Hi Richard, Indeed I was very far from wishing to suggest, and certainly hope I did not sound as if I were suggesting, that we shouldn't take anti-HIV medicines when they become necessary. My metaphor (I=Poland, HIV=Nazis, Meds=Soviet Union)may have been a poor one if it suggested that the meds were as bad or almost as bad as the disease, although as long as I hear about possibilities of things like long-term liver damage it will not lose its appeal. I shall certainly take the medicines when "the time comes"--even if bad things are possible with the meds, they are certain without them. But that leads to the next question--when does the time come? When T-cells hit 350? 200? 400? I've been following the debate with some anxiety; in the three years since I became HIV+ my T-cells have been fluctuating between 825 and 550, and while the average is in the 700's my last test was 547, the lowest yet, suggesting that the time to decide may be sooner rather than later. I'm still committed to putting off the meds as long as is reasonable--but how long is that? My doctor, whom I trust, is of the "before 350" camp--but saying "before 350" is like saying to someone on the bus who has asked for directions "Just watch me and get off one stop before I do." In fact, in writing my last comment, I wasn't really thinking about HIV at all. Most of the apparently healthy adults I know--I'm talking about people who do not have HIV--have a whole array of little orange medicine bottles in their homes. What are they? cholesterol-lowering, blood-pressure-lowering, sleeping-pills, anti-depressants, who knows what else? I have no idea how necessary or helpful all this medication is on an individual level, but I can't help but thinking that at least some of all this is excessive. For me the symbol of our wrong-headedness is the fish-oil pill, the garlic pill, and the green-tea pill. It seems to me that if a sane man becomes convinced that garlic is good for him (which it is) the next step will be to eat garlic or incorportate it into his cooking a lot more. Same with green tea, fish, etc. Instead, we put it into pill form. That taking a pill occurs to us more naturally than simply eating a food in its natural state suggests something very odd indeed about our mentality.

April 25, 2009

Richard Ferri

As a man of medicine I agree with the assertion that the dependence on medications as the "fix" for people's problems is indeed humbling.

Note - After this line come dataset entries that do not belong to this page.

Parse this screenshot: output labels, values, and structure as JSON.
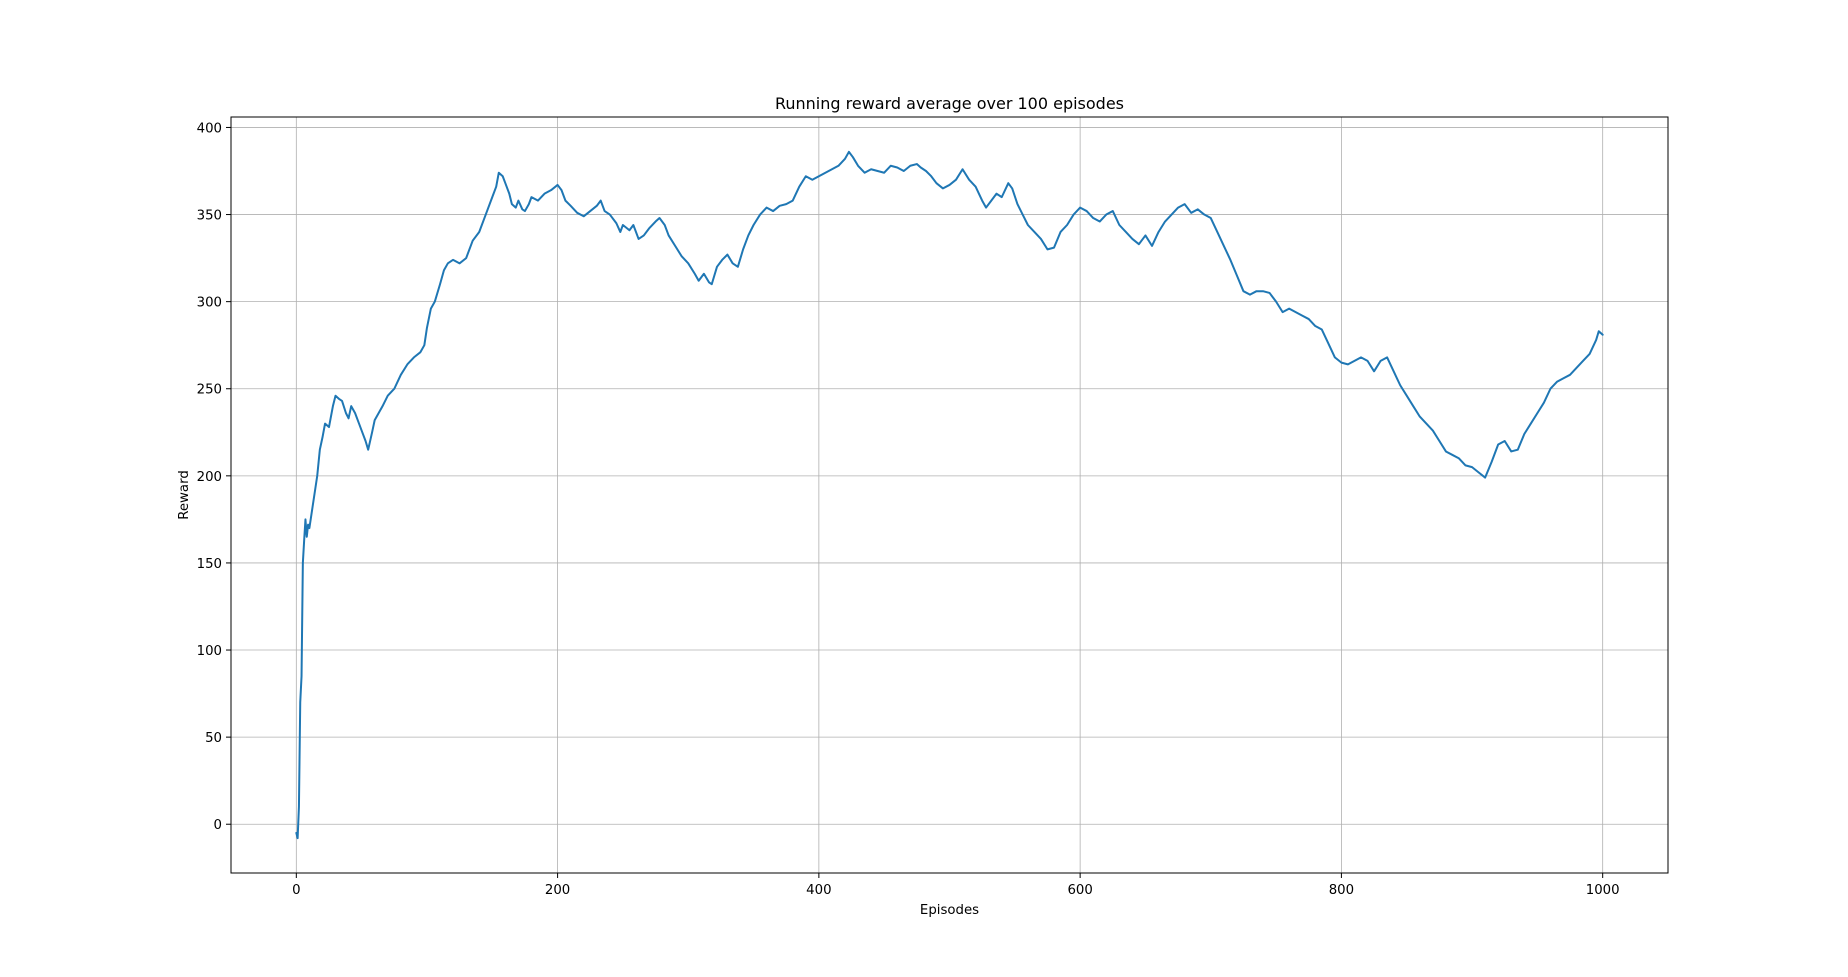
{
  "chart_data": {
    "type": "line",
    "title": "Running reward average over 100 episodes",
    "xlabel": "Episodes",
    "ylabel": "Reward",
    "xlim": [
      -50,
      1050
    ],
    "ylim": [
      -28,
      406
    ],
    "x_ticks": [
      0,
      200,
      400,
      600,
      800,
      1000
    ],
    "y_ticks": [
      0,
      50,
      100,
      150,
      200,
      250,
      300,
      350,
      400
    ],
    "grid": true,
    "legend": "none",
    "color": "#1f77b4",
    "series": [
      {
        "points": [
          [
            0,
            -5
          ],
          [
            1,
            -8
          ],
          [
            2,
            10
          ],
          [
            3,
            70
          ],
          [
            4,
            85
          ],
          [
            5,
            150
          ],
          [
            6,
            163
          ],
          [
            7,
            175
          ],
          [
            8,
            165
          ],
          [
            9,
            172
          ],
          [
            10,
            170
          ],
          [
            12,
            180
          ],
          [
            14,
            190
          ],
          [
            16,
            200
          ],
          [
            18,
            215
          ],
          [
            20,
            222
          ],
          [
            22,
            230
          ],
          [
            25,
            228
          ],
          [
            28,
            240
          ],
          [
            30,
            246
          ],
          [
            33,
            244
          ],
          [
            35,
            243
          ],
          [
            38,
            236
          ],
          [
            40,
            233
          ],
          [
            42,
            240
          ],
          [
            45,
            236
          ],
          [
            48,
            230
          ],
          [
            50,
            226
          ],
          [
            53,
            220
          ],
          [
            55,
            215
          ],
          [
            58,
            225
          ],
          [
            60,
            232
          ],
          [
            63,
            236
          ],
          [
            66,
            240
          ],
          [
            70,
            246
          ],
          [
            75,
            250
          ],
          [
            80,
            258
          ],
          [
            85,
            264
          ],
          [
            90,
            268
          ],
          [
            95,
            271
          ],
          [
            98,
            275
          ],
          [
            100,
            285
          ],
          [
            103,
            296
          ],
          [
            106,
            300
          ],
          [
            110,
            310
          ],
          [
            113,
            318
          ],
          [
            116,
            322
          ],
          [
            120,
            324
          ],
          [
            125,
            322
          ],
          [
            130,
            325
          ],
          [
            135,
            335
          ],
          [
            140,
            340
          ],
          [
            145,
            350
          ],
          [
            150,
            360
          ],
          [
            153,
            366
          ],
          [
            155,
            374
          ],
          [
            158,
            372
          ],
          [
            160,
            368
          ],
          [
            163,
            362
          ],
          [
            165,
            356
          ],
          [
            168,
            354
          ],
          [
            170,
            358
          ],
          [
            173,
            353
          ],
          [
            175,
            352
          ],
          [
            178,
            356
          ],
          [
            180,
            360
          ],
          [
            185,
            358
          ],
          [
            190,
            362
          ],
          [
            195,
            364
          ],
          [
            200,
            367
          ],
          [
            203,
            364
          ],
          [
            206,
            358
          ],
          [
            210,
            355
          ],
          [
            215,
            351
          ],
          [
            220,
            349
          ],
          [
            225,
            352
          ],
          [
            230,
            355
          ],
          [
            233,
            358
          ],
          [
            236,
            352
          ],
          [
            240,
            350
          ],
          [
            245,
            345
          ],
          [
            248,
            340
          ],
          [
            250,
            344
          ],
          [
            255,
            341
          ],
          [
            258,
            344
          ],
          [
            262,
            336
          ],
          [
            266,
            338
          ],
          [
            270,
            342
          ],
          [
            275,
            346
          ],
          [
            278,
            348
          ],
          [
            282,
            344
          ],
          [
            285,
            338
          ],
          [
            290,
            332
          ],
          [
            295,
            326
          ],
          [
            300,
            322
          ],
          [
            305,
            316
          ],
          [
            308,
            312
          ],
          [
            312,
            316
          ],
          [
            316,
            311
          ],
          [
            318,
            310
          ],
          [
            322,
            320
          ],
          [
            326,
            324
          ],
          [
            330,
            327
          ],
          [
            334,
            322
          ],
          [
            338,
            320
          ],
          [
            342,
            330
          ],
          [
            346,
            338
          ],
          [
            350,
            344
          ],
          [
            355,
            350
          ],
          [
            360,
            354
          ],
          [
            365,
            352
          ],
          [
            370,
            355
          ],
          [
            375,
            356
          ],
          [
            380,
            358
          ],
          [
            385,
            366
          ],
          [
            390,
            372
          ],
          [
            395,
            370
          ],
          [
            400,
            372
          ],
          [
            405,
            374
          ],
          [
            410,
            376
          ],
          [
            415,
            378
          ],
          [
            420,
            382
          ],
          [
            423,
            386
          ],
          [
            426,
            383
          ],
          [
            430,
            378
          ],
          [
            435,
            374
          ],
          [
            440,
            376
          ],
          [
            445,
            375
          ],
          [
            450,
            374
          ],
          [
            455,
            378
          ],
          [
            460,
            377
          ],
          [
            465,
            375
          ],
          [
            470,
            378
          ],
          [
            475,
            379
          ],
          [
            478,
            377
          ],
          [
            482,
            375
          ],
          [
            486,
            372
          ],
          [
            490,
            368
          ],
          [
            495,
            365
          ],
          [
            500,
            367
          ],
          [
            505,
            370
          ],
          [
            510,
            376
          ],
          [
            515,
            370
          ],
          [
            520,
            366
          ],
          [
            525,
            358
          ],
          [
            528,
            354
          ],
          [
            532,
            358
          ],
          [
            536,
            362
          ],
          [
            540,
            360
          ],
          [
            545,
            368
          ],
          [
            548,
            365
          ],
          [
            552,
            356
          ],
          [
            556,
            350
          ],
          [
            560,
            344
          ],
          [
            565,
            340
          ],
          [
            570,
            336
          ],
          [
            575,
            330
          ],
          [
            580,
            331
          ],
          [
            585,
            340
          ],
          [
            590,
            344
          ],
          [
            595,
            350
          ],
          [
            600,
            354
          ],
          [
            605,
            352
          ],
          [
            610,
            348
          ],
          [
            615,
            346
          ],
          [
            620,
            350
          ],
          [
            625,
            352
          ],
          [
            630,
            344
          ],
          [
            635,
            340
          ],
          [
            640,
            336
          ],
          [
            645,
            333
          ],
          [
            650,
            338
          ],
          [
            655,
            332
          ],
          [
            660,
            340
          ],
          [
            665,
            346
          ],
          [
            670,
            350
          ],
          [
            675,
            354
          ],
          [
            680,
            356
          ],
          [
            685,
            351
          ],
          [
            690,
            353
          ],
          [
            695,
            350
          ],
          [
            700,
            348
          ],
          [
            705,
            340
          ],
          [
            710,
            332
          ],
          [
            715,
            324
          ],
          [
            720,
            315
          ],
          [
            725,
            306
          ],
          [
            730,
            304
          ],
          [
            735,
            306
          ],
          [
            740,
            306
          ],
          [
            745,
            305
          ],
          [
            750,
            300
          ],
          [
            755,
            294
          ],
          [
            760,
            296
          ],
          [
            765,
            294
          ],
          [
            770,
            292
          ],
          [
            775,
            290
          ],
          [
            780,
            286
          ],
          [
            785,
            284
          ],
          [
            790,
            276
          ],
          [
            795,
            268
          ],
          [
            800,
            265
          ],
          [
            805,
            264
          ],
          [
            810,
            266
          ],
          [
            815,
            268
          ],
          [
            820,
            266
          ],
          [
            825,
            260
          ],
          [
            830,
            266
          ],
          [
            835,
            268
          ],
          [
            840,
            260
          ],
          [
            845,
            252
          ],
          [
            850,
            246
          ],
          [
            855,
            240
          ],
          [
            860,
            234
          ],
          [
            865,
            230
          ],
          [
            870,
            226
          ],
          [
            875,
            220
          ],
          [
            880,
            214
          ],
          [
            885,
            212
          ],
          [
            890,
            210
          ],
          [
            895,
            206
          ],
          [
            900,
            205
          ],
          [
            905,
            202
          ],
          [
            910,
            199
          ],
          [
            915,
            208
          ],
          [
            920,
            218
          ],
          [
            925,
            220
          ],
          [
            930,
            214
          ],
          [
            935,
            215
          ],
          [
            940,
            224
          ],
          [
            945,
            230
          ],
          [
            950,
            236
          ],
          [
            955,
            242
          ],
          [
            960,
            250
          ],
          [
            965,
            254
          ],
          [
            970,
            256
          ],
          [
            975,
            258
          ],
          [
            980,
            262
          ],
          [
            985,
            266
          ],
          [
            990,
            270
          ],
          [
            995,
            278
          ],
          [
            997,
            283
          ],
          [
            1000,
            281
          ]
        ]
      }
    ]
  }
}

I see it every day. However, let me make it clear right here and now that many people, myself included, need to take medications to stay alive. I have AIDS and not matter how well I live my life in regards to diet, drinking, exercise does NOT negate that I need antiretroviral medications in my body to keep my HIV infection in check but the point I think you are raising is the same one I have been. There are no magic pills or solutions. We all have to make changes in our lives and change can be hard. For some it is impossible. But the issue is complicated and I sometimes boil it down to some crude basics out of my frustration of seeing lives deferred. But I suppose I always come back to what we are teaching our youth by what how we live our lives. Just because I am unrepentant social liberal does not mean I do not believe in self-responsibility. Far from it. My mother always told me it is important to keep my side of street clean and to help someone clean up their side when asked. She was right. So why can't we each just pick a broom now and then and help each other?